Trump's lack of specificity when it comes to her plans is also consistent when it comes to her husband's lack of specificity on policy — they deal in generalizations. But that doesn't give anyone any kind of clue as to what kind of first lady she'd be. With little else to go on, people seize on her looks.
But at this stage of the game, Lawless noted, when her husband has only just gained a formal nomination, any speculation about what Trump would and would not do as FLOTUS is premature, she said.
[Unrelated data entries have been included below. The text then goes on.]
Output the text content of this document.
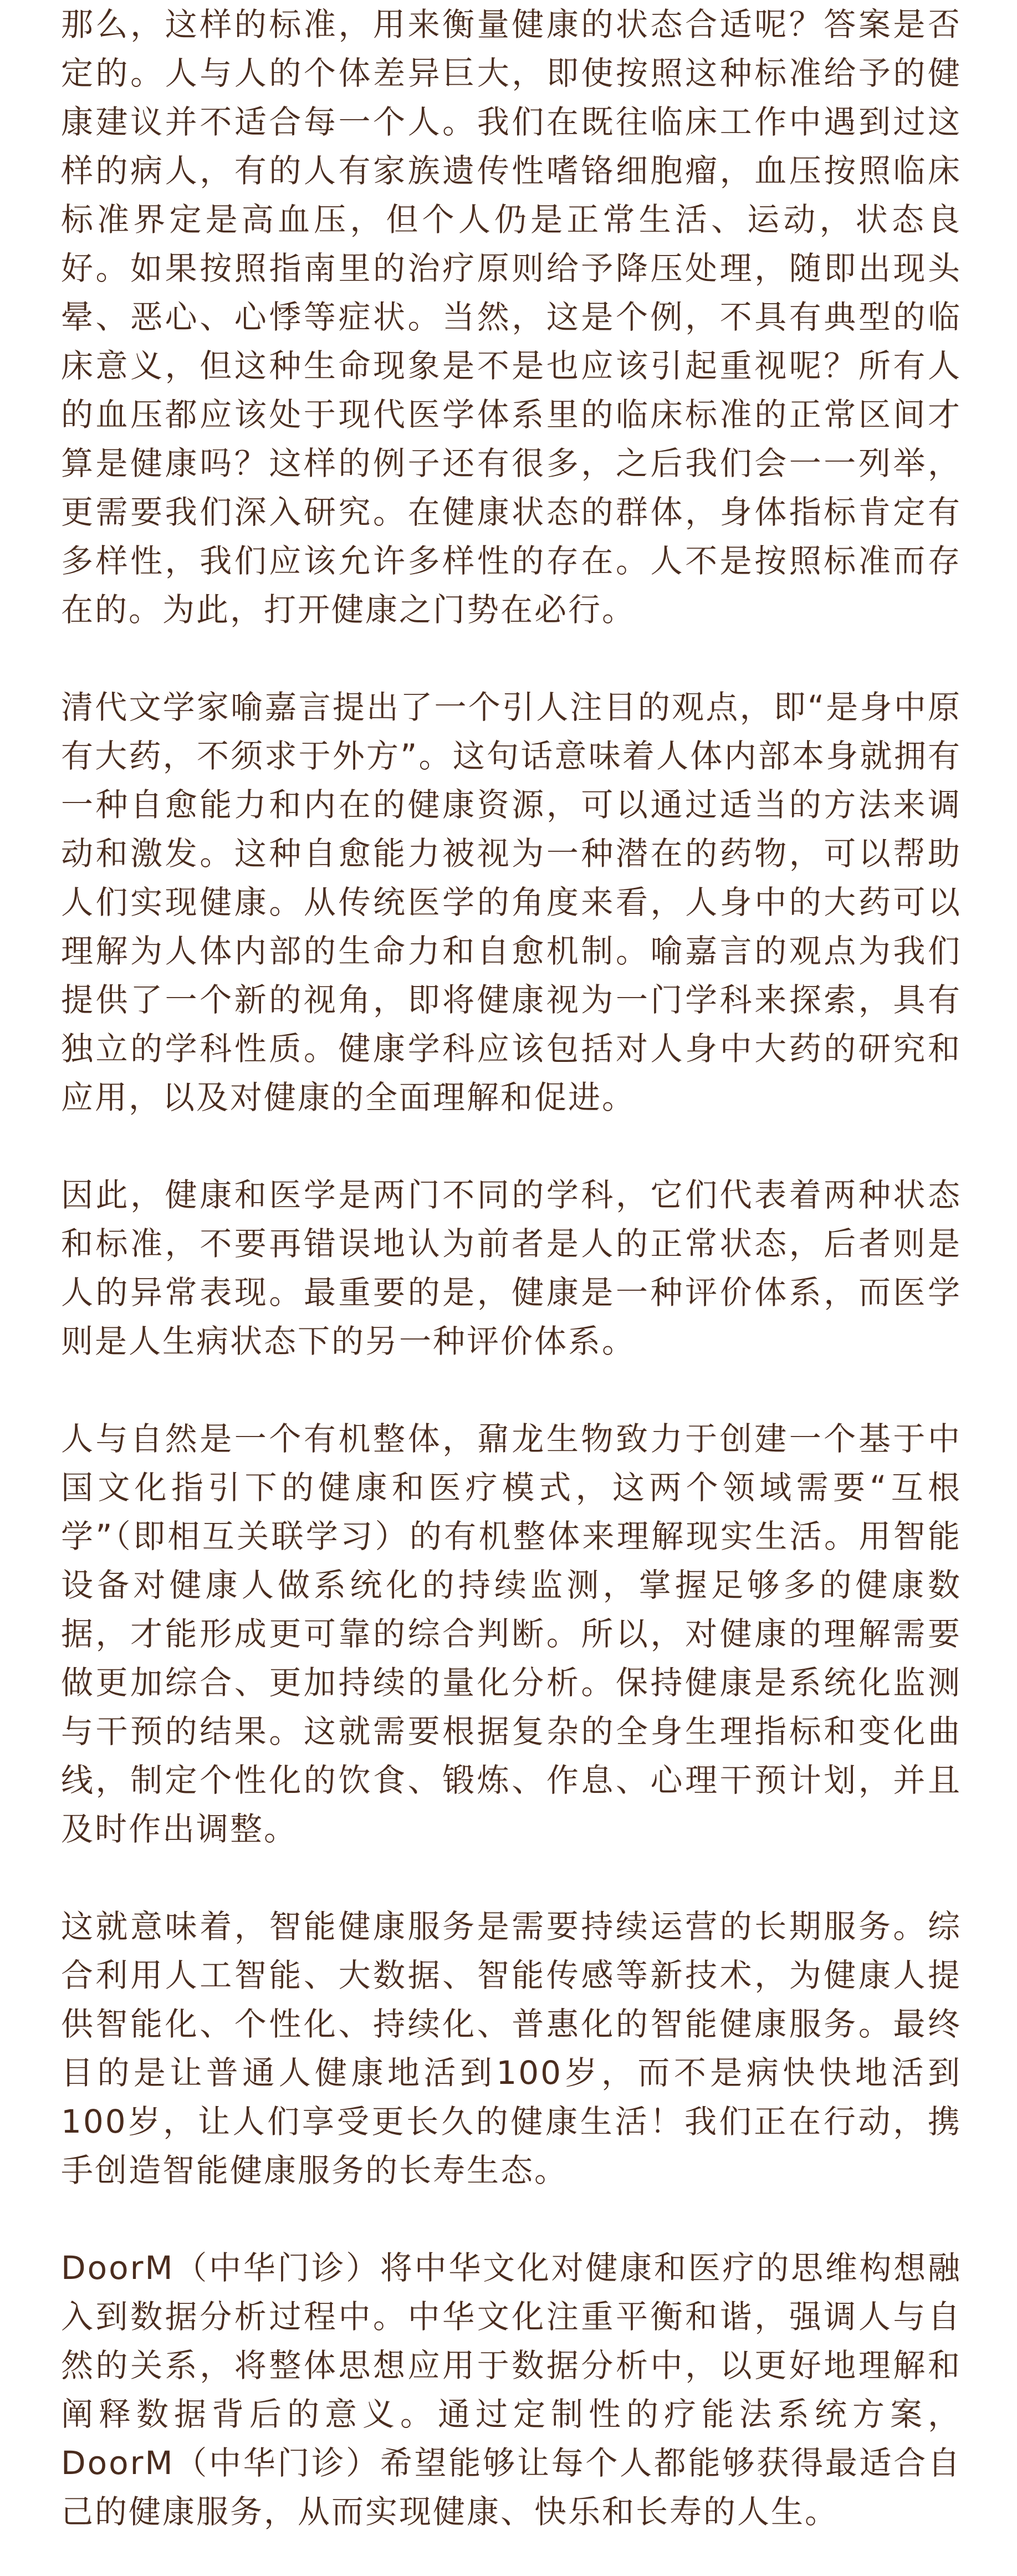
那么，这样的标准，用来衡量健康的状态合适呢？答案是否定的。人与人的个体差异巨大，即使按照这种标准给予的健康建议并不适合每一个人。我们在既往临床工作中遇到过这样的病人，有的人有家族遗传性嗜铬细胞瘤，血压按照临床标准界定是高血压，但个人仍是正常生活、运动，状态良好。如果按照指南里的治疗原则给予降压处理，随即出现头晕、恶心、心悸等症状。当然，这是个例，不具有典型的临床意义，但这种生命现象是不是也应该引起重视呢？所有人的血压都应该处于现代医学体系里的临床标准的正常区间才算是健康吗？这样的例子还有很多，之后我们会一一列举，更需要我们深入研究。在健康状态的群体，身体指标肯定有多样性，我们应该允许多样性的存在。人不是按照标准而存在的。为此，打开健康之门势在必行。

清代文学家喻嘉言提出了一个引人注目的观点，即“是身中原有大药，不须求于外方”。这句话意味着人体内部本身就拥有一种自愈能力和内在的健康资源，可以通过适当的方法来调动和激发。这种自愈能力被视为一种潜在的药物，可以帮助人们实现健康。从传统医学的角度来看，人身中的大药可以理解为人体内部的生命力和自愈机制。喻嘉言的观点为我们提供了一个新的视角，即将健康视为一门学科来探索，具有独立的学科性质。健康学科应该包括对人身中大药的研究和应用，以及对健康的全面理解和促进。

因此，健康和医学是两门不同的学科，它们代表着两种状态和标准，不要再错误地认为前者是人的正常状态，后者则是人的异常表现。最重要的是，健康是一种评价体系，而医学则是人生病状态下的另一种评价体系。

人与自然是一个有机整体，鼐龙生物致力于创建一个基于中国文化指引下的健康和医疗模式，这两个领域需要“互根学”（即相互关联学习）的有机整体来理解现实生活。用智能设备对健康人做系统化的持续监测，掌握足够多的健康数据，才能形成更可靠的综合判断。所以，对健康的理解需要做更加综合、更加持续的量化分析。保持健康是系统化监测与干预的结果。这就需要根据复杂的全身生理指标和变化曲线，制定个性化的饮食、锻炼、作息、心理干预计划，并且及时作出调整。

这就意味着，智能健康服务是需要持续运营的长期服务。综合利用人工智能、大数据、智能传感等新技术，为健康人提供智能化、个性化、持续化、普惠化的智能健康服务。最终目的是让普通人健康地活到100岁，而不是病快快地活到100岁，让人们享受更长久的健康生活！我们正在行动，携手创造智能健康服务的长寿生态。

DoorM（中华门诊）将中华文化对健康和医疗的思维构想融入到数据分析过程中。中华文化注重平衡和谐，强调人与自然的关系，将整体思想应用于数据分析中，以更好地理解和阐释数据背后的意义。通过定制性的疗能法系统方案，DoorM（中华门诊）希望能够让每个人都能够获得最适合自己的健康服务，从而实现健康、快乐和长寿的人生。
The whole conversation is interesting, though; in a sort of backhanded, semi-sexist way, it points to a suspicion that Trump isn't serious enough to be first lady. And that, even if she turned out to be a throwback to the Kennedy era, that would represent a break from the kind of presidential spouses we've come to expect: women who campaign actively for their husbands; lead substantive, policy related charges; maintain powerful personal brands of their own. Think about the woman who followed Kennedy: Lady Bird Johnson, the first FLOTUS to act as a surrogate for her husband on the campaign trail.
Since then, we've had first ladies like Hillary Clinton, who broke ground when she tackled health care reform during her husband's first administration. Now, we have Michelle Obama, who's taken on a number of causes, including nutrition and girls' education, and is inarguably an equal to her husband. Confusion at Trump's traditionalism might just mean that the paradigm is shifting.
Really, there's only one presidential spouse who could redefine the role of first lady, and that's Bill Clinton. Why aren't we talking about that?